Este amor a Cristo es el compañero inseparable de la fe salvadora. La fe de los diablos es una fe desprovista de amor, así como la fe que es tan sólo intelectual, pero la fe que salva va acompañada del amor. Este no puede usurpar el oficio de la fe; no puede justificar, ni unir el alma a Cristo; no puede traer paz a la conciencia, pero allí donde hay verdadera fe, habrá también amor a Cristo. La persona que ha sido verdaderamente perdonada realmente ama (Lc. 7.47). Si una persona no tiene amor a Cristo, puede usted estar cierto de que no tiene verdadera fe.

FUENTE DE SERVICIO

El amor a Cristo es la fuente del servicio cristiano. Poco haremos por la causa de Cristo si nos movemos impulsados por el simple sentido de la obligación o sólo por aquello que es justo y recto. Antes de que las manos se muevan, el corazón ha de estar interesado. La excitación puede galvanizar las manos del cristiano para una actividad caprichosa y espasmódica, pero sin amor no se producirá una perseverancia continua en el obrar bien ni en la labor misionera. La enfermera puede desempeñar correctamente sus cuidados facultativos y atender al enfermo con solicitud; pero aun así, hay una gran diferencia entre sus cuidados y los que prodigará la esposa al esposo enfermo, o la madre al hijo que está en peligro de muerte. Una obra por el sentido de la obligación, mientras que la otra es impulsada por el afecto y el amor; una desempeña su labor por la paga que recibe, la otra según los impulsos del corazón. Y es así también en lo que respecta al servicio cristiano. Los grandes obreros de la Iglesia, los que han dirigido avances clave en el campo misionero y han vuelto al mundo al revés, todos se han distinguido por un intenso amor hacia Cristo.

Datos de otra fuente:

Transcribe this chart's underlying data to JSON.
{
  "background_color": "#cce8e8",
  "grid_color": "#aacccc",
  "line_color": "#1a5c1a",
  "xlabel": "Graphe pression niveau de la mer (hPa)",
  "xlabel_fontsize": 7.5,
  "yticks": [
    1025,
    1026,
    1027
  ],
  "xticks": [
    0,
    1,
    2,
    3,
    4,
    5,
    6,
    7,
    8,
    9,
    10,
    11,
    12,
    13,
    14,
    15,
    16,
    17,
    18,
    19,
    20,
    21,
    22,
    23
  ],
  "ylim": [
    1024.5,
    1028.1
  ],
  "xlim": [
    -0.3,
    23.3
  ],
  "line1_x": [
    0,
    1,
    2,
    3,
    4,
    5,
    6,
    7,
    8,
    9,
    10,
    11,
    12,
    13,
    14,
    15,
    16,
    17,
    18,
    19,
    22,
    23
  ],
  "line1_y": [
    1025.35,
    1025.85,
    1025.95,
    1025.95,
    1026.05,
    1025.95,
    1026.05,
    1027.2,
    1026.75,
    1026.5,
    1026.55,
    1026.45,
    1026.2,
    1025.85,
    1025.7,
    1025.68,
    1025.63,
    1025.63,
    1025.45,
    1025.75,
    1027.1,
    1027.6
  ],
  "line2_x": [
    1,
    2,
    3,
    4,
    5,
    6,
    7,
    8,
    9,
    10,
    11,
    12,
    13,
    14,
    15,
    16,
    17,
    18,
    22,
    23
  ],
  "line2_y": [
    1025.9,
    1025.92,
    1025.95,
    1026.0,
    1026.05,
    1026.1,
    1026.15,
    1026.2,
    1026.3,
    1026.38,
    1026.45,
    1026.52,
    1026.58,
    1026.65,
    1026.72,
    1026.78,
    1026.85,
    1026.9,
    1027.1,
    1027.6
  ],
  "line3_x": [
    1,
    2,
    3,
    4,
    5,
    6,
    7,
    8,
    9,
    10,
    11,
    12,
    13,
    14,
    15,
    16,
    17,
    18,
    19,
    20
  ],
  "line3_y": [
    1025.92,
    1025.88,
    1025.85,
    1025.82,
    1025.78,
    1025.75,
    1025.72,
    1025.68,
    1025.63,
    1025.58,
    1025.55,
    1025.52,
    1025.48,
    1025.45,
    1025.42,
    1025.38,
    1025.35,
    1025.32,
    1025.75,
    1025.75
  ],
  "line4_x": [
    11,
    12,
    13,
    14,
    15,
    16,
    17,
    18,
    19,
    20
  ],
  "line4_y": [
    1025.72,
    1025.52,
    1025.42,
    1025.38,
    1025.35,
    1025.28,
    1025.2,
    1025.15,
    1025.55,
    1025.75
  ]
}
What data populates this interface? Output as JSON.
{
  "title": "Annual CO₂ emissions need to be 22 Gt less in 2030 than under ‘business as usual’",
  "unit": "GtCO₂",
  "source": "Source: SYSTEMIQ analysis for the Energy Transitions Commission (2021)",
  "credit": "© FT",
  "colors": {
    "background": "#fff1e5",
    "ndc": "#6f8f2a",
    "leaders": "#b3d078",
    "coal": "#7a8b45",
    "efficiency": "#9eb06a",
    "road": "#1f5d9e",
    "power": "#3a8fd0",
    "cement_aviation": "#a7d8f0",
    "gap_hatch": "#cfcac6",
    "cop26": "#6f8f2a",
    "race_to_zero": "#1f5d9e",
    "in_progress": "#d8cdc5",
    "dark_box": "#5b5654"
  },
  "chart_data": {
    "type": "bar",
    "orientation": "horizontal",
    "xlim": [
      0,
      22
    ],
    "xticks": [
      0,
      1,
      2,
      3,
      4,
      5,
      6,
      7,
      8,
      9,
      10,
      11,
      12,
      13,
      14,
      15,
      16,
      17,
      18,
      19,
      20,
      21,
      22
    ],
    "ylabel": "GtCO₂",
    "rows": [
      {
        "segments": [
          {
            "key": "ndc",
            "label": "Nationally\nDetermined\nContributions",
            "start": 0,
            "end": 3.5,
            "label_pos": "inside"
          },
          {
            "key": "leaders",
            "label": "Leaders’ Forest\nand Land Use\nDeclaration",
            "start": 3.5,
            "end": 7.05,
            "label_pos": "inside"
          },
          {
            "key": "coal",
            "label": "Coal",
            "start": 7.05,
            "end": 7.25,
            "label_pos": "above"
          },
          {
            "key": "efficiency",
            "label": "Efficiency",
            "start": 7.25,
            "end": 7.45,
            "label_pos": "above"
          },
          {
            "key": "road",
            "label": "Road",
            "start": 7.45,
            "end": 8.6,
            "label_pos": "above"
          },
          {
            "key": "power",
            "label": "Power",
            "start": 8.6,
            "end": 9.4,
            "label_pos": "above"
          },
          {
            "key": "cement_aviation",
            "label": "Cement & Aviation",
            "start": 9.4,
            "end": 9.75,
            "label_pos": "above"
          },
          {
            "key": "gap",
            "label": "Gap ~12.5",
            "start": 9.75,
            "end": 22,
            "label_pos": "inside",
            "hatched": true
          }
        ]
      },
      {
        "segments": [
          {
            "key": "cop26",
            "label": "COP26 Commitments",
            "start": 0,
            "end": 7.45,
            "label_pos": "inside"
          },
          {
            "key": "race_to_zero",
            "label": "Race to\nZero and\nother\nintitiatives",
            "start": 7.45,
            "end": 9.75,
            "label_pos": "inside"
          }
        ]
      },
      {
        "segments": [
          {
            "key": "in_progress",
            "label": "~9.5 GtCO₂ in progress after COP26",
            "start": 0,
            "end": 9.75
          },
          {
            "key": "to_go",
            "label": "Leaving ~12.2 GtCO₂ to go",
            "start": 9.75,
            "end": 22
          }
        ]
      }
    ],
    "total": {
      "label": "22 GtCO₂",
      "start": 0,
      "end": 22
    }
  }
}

Pensemos en las vidas de Owen, Baxter, Rutherford, George Herbert, Edwards, Leighton, Hervey, Whitefield, Wesley, Henry Martin, Hudson, McCheyne, y otros muchos. Todos estos hombres han dejado su huella en el mundo. ¿Y cuál era la característica común en sus vidas? Todos amaban a Cristo. No sólo guardaron un credo sino que, por encima de todo, amaron a la Persona del Señor Jesucristo.

INSTRUYE AL NIÑO…

El amor a Cristo debería ser el tema básico en la instrucción religiosa del niño. La elección, la justicia imputada, el pecado original, la justificación, la santificación, e incluso la fe son doctrinas que a menudo causan confusión al niño de tierna edad. Pero el amor a Jesús es algo más al alcance de su entendimiento. Aquello de que Jesús lo amó incluso hasta la misma muerte y que él debe corresponder con su amor, todo eso constituye un credo que se amolda a su horizonte mental. Cuán ciertas son las palabras de la Escritura: «¡De la boca de los niños y de los que maman, perfeccionaste la alabanza!» (Mt. 21.16). Hay miles de cristianos que conocen todo el credo de Atanasio, el de Nicea y el Apostólico, y que sin embargo tienen menos conocimiento de lo que es el cristianismo real que un niño pequeño que sólo sabe que ama a Cristo.

PUNTO DE UNIÓN

Es que el amor a Cristo constituye el punto donde convergen todos los creyentes de la Iglesia visible de Cristo. Es allí donde no hay desacuerdo entre episcopales y presbiterianos, bautistas o pentecostales, calvinistas o arminianos, metodistas o luteranos; en el amor todos convergen. A menudo discrepan entre sí sobre doctrinas, formas y ceremonias, gobierno eclesiástico y modo de culto. Pero en un punto, por lo menos, están de acuerdo; todos experimentan un sentimiento común hacia Aquel en quien han depositado su esperanza de salvación «Aman al Señor Jesús con sinceridad» (Ef. 6.24). Muchos de estos creyentes ignoran la teología sistemática y sólo de una manera muy pobre podrían argumentar en defensa de su credo. Pero todos testifican de lo que sienten hacia Aquel que murió por sus pecados. «No puedo hablar mucho por Cristo», dijo una cristiana viejecita e ignorante al doctor Chalmers, y añadió: «Pero si bien no puedo hablar por Él, ¡podría morir por Él!».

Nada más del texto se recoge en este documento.